The other thing this morning that underscored that (and I really don’t know what it portends), is that the “bliss bestowing tree,” so named because its blooms, in spring, smell so wonderful, well, last week it lost every leaf;  the leaves just suddenly turned crisp and fell off.  The tree had been busy, as usual, in the year-long process of making its flower buds for next spring, and that’s all that was left on the tree, those tight little buds all over the tree, still wrapped in their protective husks, trying to grow.  I was devastated, feeling I had failed the tree as I tried to get here and there and water everything and missed it too long.  So I put the soaker- hose on it for a good long while, hoping desperately that the tree itself would not die.  Well, I went out this morning, and there before my eyes was the little tree, blooming!!  Those tight little buds, instead of waiting for spring, were opening up, small and not fully developed, were nonetheless blooming, in the autumn heat, not a leaf to seen, but they were blooming!!  What does that mean?  Is it the tree’s last hurrah, its final gift?   Is it Life, saying yet again, “Never give up, do what you can, don’t wait till conditions are favorable, if you must,  do what you must, but BLOOM!  Give forth your gifts!”  Sort of the same message I got from Steve in the dream, with the sweet smell of bliss added.  I wept, even while I kept going to try to save something else.

Bliss in the midst of mayhem.  Wow!  Be here now.  Live now.  Don’t give up!  Bloom!

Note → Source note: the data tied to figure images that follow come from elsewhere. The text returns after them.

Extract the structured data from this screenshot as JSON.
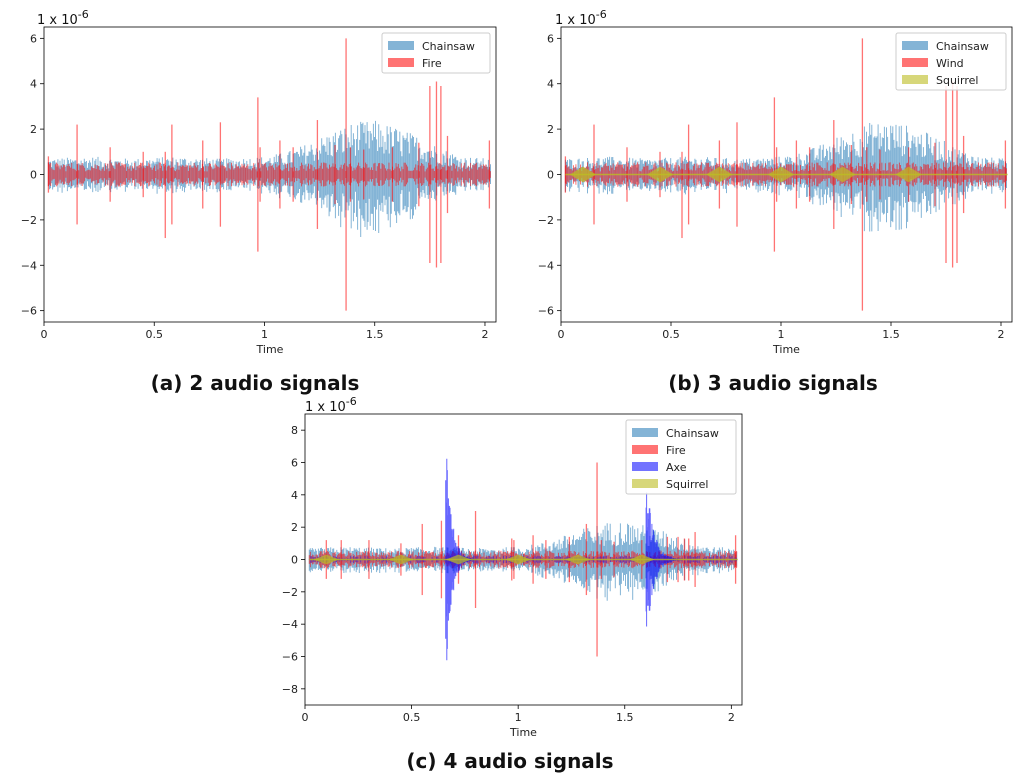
{
  "chart_data": [
    {
      "type": "line",
      "caption": "(a) 2 audio signals",
      "scale_label": "1 x 10",
      "scale_exponent": "-6",
      "xlabel": "Time",
      "xlim": [
        0,
        2.05
      ],
      "ylim": [
        -6.5,
        6.5
      ],
      "xticks": [
        0,
        0.5,
        1,
        1.5,
        2
      ],
      "xtick_labels": [
        "0",
        "0.5",
        "1",
        "1.5",
        "2"
      ],
      "yticks": [
        -6,
        -4,
        -2,
        0,
        2,
        4,
        6
      ],
      "ytick_labels": [
        "−6",
        "−4",
        "−2",
        "0",
        "2",
        "4",
        "6"
      ],
      "legend_position": "top-right",
      "series": [
        {
          "name": "Chainsaw",
          "color": "#1f77b4",
          "kind": "envelope",
          "envelope_x": [
            0,
            0.2,
            0.4,
            0.6,
            0.8,
            1.0,
            1.1,
            1.2,
            1.3,
            1.4,
            1.5,
            1.6,
            1.7,
            1.8,
            1.9,
            2.03
          ],
          "envelope_amp": [
            0.7,
            0.8,
            0.7,
            0.8,
            0.7,
            0.8,
            1.0,
            1.4,
            1.9,
            2.3,
            2.4,
            2.1,
            1.7,
            1.2,
            0.8,
            0.7
          ]
        },
        {
          "name": "Fire",
          "color": "#ff0000",
          "kind": "spikes",
          "noise_amp": 0.45,
          "spikes_x": [
            0.02,
            0.15,
            0.3,
            0.45,
            0.55,
            0.58,
            0.72,
            0.8,
            0.97,
            0.98,
            1.07,
            1.13,
            1.24,
            1.32,
            1.37,
            1.39,
            1.45,
            1.58,
            1.7,
            1.75,
            1.78,
            1.8,
            1.83,
            2.02
          ],
          "spikes_hi": [
            0.8,
            2.2,
            1.2,
            1.0,
            1.0,
            2.2,
            1.5,
            2.3,
            3.4,
            1.2,
            1.5,
            1.2,
            2.4,
            1.3,
            6.0,
            1.2,
            1.1,
            1.2,
            1.4,
            3.9,
            4.1,
            3.9,
            1.7,
            1.5
          ],
          "spikes_lo": [
            -0.8,
            -2.2,
            -1.2,
            -1.0,
            -2.8,
            -2.2,
            -1.5,
            -2.3,
            -3.4,
            -1.2,
            -1.5,
            -1.2,
            -2.4,
            -1.3,
            -6.0,
            -1.2,
            -1.1,
            -1.2,
            -1.4,
            -3.9,
            -4.1,
            -3.9,
            -1.7,
            -1.5
          ]
        }
      ]
    },
    {
      "type": "line",
      "caption": "(b)  3 audio signals",
      "scale_label": "1 x 10",
      "scale_exponent": "-6",
      "xlabel": "Time",
      "xlim": [
        0,
        2.05
      ],
      "ylim": [
        -6.5,
        6.5
      ],
      "xticks": [
        0,
        0.5,
        1,
        1.5,
        2
      ],
      "xtick_labels": [
        "0",
        "0.5",
        "1",
        "1.5",
        "2"
      ],
      "yticks": [
        -6,
        -4,
        -2,
        0,
        2,
        4,
        6
      ],
      "ytick_labels": [
        "−6",
        "−4",
        "−2",
        "0",
        "2",
        "4",
        "6"
      ],
      "legend_position": "top-right",
      "series": [
        {
          "name": "Chainsaw",
          "color": "#1f77b4",
          "kind": "envelope",
          "envelope_x": [
            0,
            0.2,
            0.4,
            0.6,
            0.8,
            1.0,
            1.1,
            1.2,
            1.3,
            1.4,
            1.5,
            1.6,
            1.7,
            1.8,
            1.9,
            2.03
          ],
          "envelope_amp": [
            0.7,
            0.8,
            0.7,
            0.8,
            0.7,
            0.8,
            1.0,
            1.4,
            1.9,
            2.3,
            2.4,
            2.1,
            1.7,
            1.2,
            0.8,
            0.7
          ]
        },
        {
          "name": "Wind",
          "color": "#ff0000",
          "kind": "spikes",
          "noise_amp": 0.45,
          "spikes_x": [
            0.02,
            0.15,
            0.3,
            0.45,
            0.55,
            0.58,
            0.72,
            0.8,
            0.97,
            0.98,
            1.07,
            1.13,
            1.24,
            1.32,
            1.37,
            1.39,
            1.45,
            1.58,
            1.7,
            1.75,
            1.78,
            1.8,
            1.83,
            2.02
          ],
          "spikes_hi": [
            0.8,
            2.2,
            1.2,
            1.0,
            1.0,
            2.2,
            1.5,
            2.3,
            3.4,
            1.2,
            1.5,
            1.2,
            2.4,
            1.3,
            6.0,
            1.2,
            1.1,
            1.2,
            1.4,
            3.9,
            4.1,
            3.9,
            1.7,
            1.5
          ],
          "spikes_lo": [
            -0.8,
            -2.2,
            -1.2,
            -1.0,
            -2.8,
            -2.2,
            -1.5,
            -2.3,
            -3.4,
            -1.2,
            -1.5,
            -1.2,
            -2.4,
            -1.3,
            -6.0,
            -1.2,
            -1.1,
            -1.2,
            -1.4,
            -3.9,
            -4.1,
            -3.9,
            -1.7,
            -1.5
          ]
        },
        {
          "name": "Squirrel",
          "color": "#bcbd22",
          "kind": "chirps",
          "chirps_x": [
            0.1,
            0.45,
            0.72,
            1.0,
            1.28,
            1.58
          ],
          "chirp_amp": 0.35
        }
      ]
    },
    {
      "type": "line",
      "caption": "(c) 4 audio signals",
      "scale_label": "1 x 10",
      "scale_exponent": "-6",
      "xlabel": "Time",
      "xlim": [
        0,
        2.05
      ],
      "ylim": [
        -9,
        9
      ],
      "xticks": [
        0,
        0.5,
        1,
        1.5,
        2
      ],
      "xtick_labels": [
        "0",
        "0.5",
        "1",
        "1.5",
        "2"
      ],
      "yticks": [
        -8,
        -6,
        -4,
        -2,
        0,
        2,
        4,
        6,
        8
      ],
      "ytick_labels": [
        "−8",
        "−6",
        "−4",
        "−2",
        "0",
        "2",
        "4",
        "6",
        "8"
      ],
      "legend_position": "top-right",
      "series": [
        {
          "name": "Chainsaw",
          "color": "#1f77b4",
          "kind": "envelope",
          "envelope_x": [
            0,
            0.2,
            0.4,
            0.6,
            0.8,
            1.0,
            1.1,
            1.2,
            1.3,
            1.4,
            1.5,
            1.6,
            1.7,
            1.8,
            1.9,
            2.03
          ],
          "envelope_amp": [
            0.7,
            0.8,
            0.7,
            0.8,
            0.7,
            0.8,
            1.0,
            1.4,
            1.9,
            2.3,
            2.4,
            2.1,
            1.7,
            1.2,
            0.8,
            0.7
          ]
        },
        {
          "name": "Fire",
          "color": "#ff0000",
          "kind": "spikes",
          "noise_amp": 0.45,
          "spikes_x": [
            0.1,
            0.17,
            0.3,
            0.45,
            0.55,
            0.64,
            0.72,
            0.8,
            0.97,
            0.98,
            1.07,
            1.13,
            1.24,
            1.32,
            1.37,
            1.39,
            1.45,
            1.58,
            1.7,
            1.75,
            1.78,
            1.8,
            1.83,
            2.02
          ],
          "spikes_hi": [
            1.2,
            1.2,
            1.2,
            1.0,
            2.2,
            2.4,
            1.5,
            3.0,
            1.3,
            1.2,
            1.5,
            1.2,
            1.4,
            2.2,
            6.0,
            1.2,
            1.1,
            1.2,
            1.4,
            1.4,
            1.3,
            1.3,
            1.7,
            1.5
          ],
          "spikes_lo": [
            -1.2,
            -1.2,
            -1.2,
            -1.0,
            -2.2,
            -2.4,
            -1.5,
            -3.0,
            -1.3,
            -1.2,
            -1.5,
            -1.2,
            -1.4,
            -2.2,
            -6.0,
            -1.2,
            -1.1,
            -1.2,
            -1.4,
            -1.4,
            -1.3,
            -1.3,
            -1.7,
            -1.5
          ]
        },
        {
          "name": "Axe",
          "color": "#0000ff",
          "kind": "impacts",
          "impacts_x": [
            0.66,
            1.6
          ],
          "impacts_amp": [
            8.0,
            5.5
          ],
          "impacts_decay": [
            0.08,
            0.1
          ]
        },
        {
          "name": "Squirrel",
          "color": "#bcbd22",
          "kind": "chirps",
          "chirps_x": [
            0.1,
            0.45,
            0.72,
            1.0,
            1.28,
            1.58
          ],
          "chirp_amp": 0.3
        }
      ]
    }
  ]
}
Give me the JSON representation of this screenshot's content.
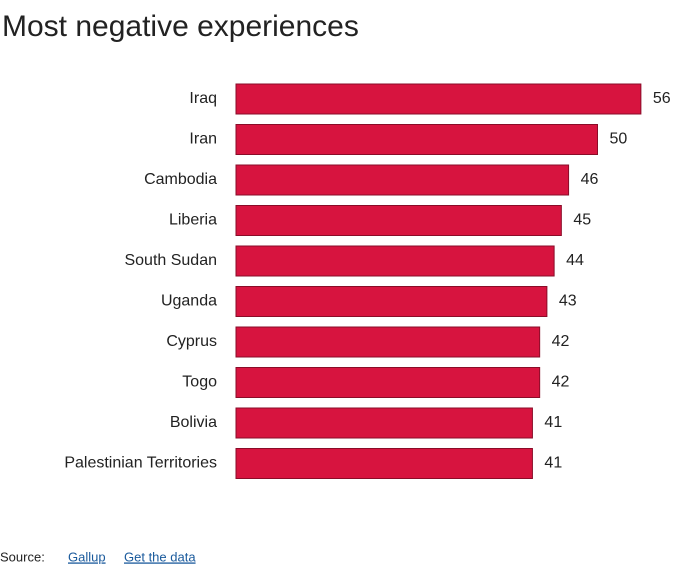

Now this is, again, a homely little homily.  But you know what?  I used to be one of those out there storming the barricades, so to speak, taken up with BIG things, and I value that way of being.  But there is also another way, a quieter, more earthy way, a more gentle, Taoist way, I guess.  That way is just to be with what is, however it is, however hard or sad or challenging it is, and somehow see the good, and do the good, and feel the Presence of Life, in all events and all circumstances.  Not being a Pollyanna; I don’t mean that.  It does hurt when a precious thing breaks, a precious one dies, when so much suffering is abroad.  It is important to be with that too. Looking it right in the eye, experiencing that deeply.  And also.  And also.  And also, finding a “Yes!”   Somewhere, a “Yes, and, “   my life motto, “Yes, and…there is also the good, always some good, some beautiful, that deserves our notice, our commitment, our responsibility to keep on keeping on. ”

At least that’s what I’m telling myself, even as a hurricane bears down on the East Coast of the U.S. shortly after an unusual earthquake and a wild war in Libya and a famine in other parts of Africa and my giant oak tree that is dropping limbs, dropping limbs, maybe dying.

Nonetheless, I’m holding on to my dream, the dream of last night, and the dream of my lifetime.  I stand with the bliss bestowing tree, living and dying.

Let us all bloom!  Now! No matter what, let’s do our best.  Let’s “pull it together” as Steve said in the dream, and do our best.

And, also as Steve said, don’t forget, we’re here to have some fun, no matter what breaks!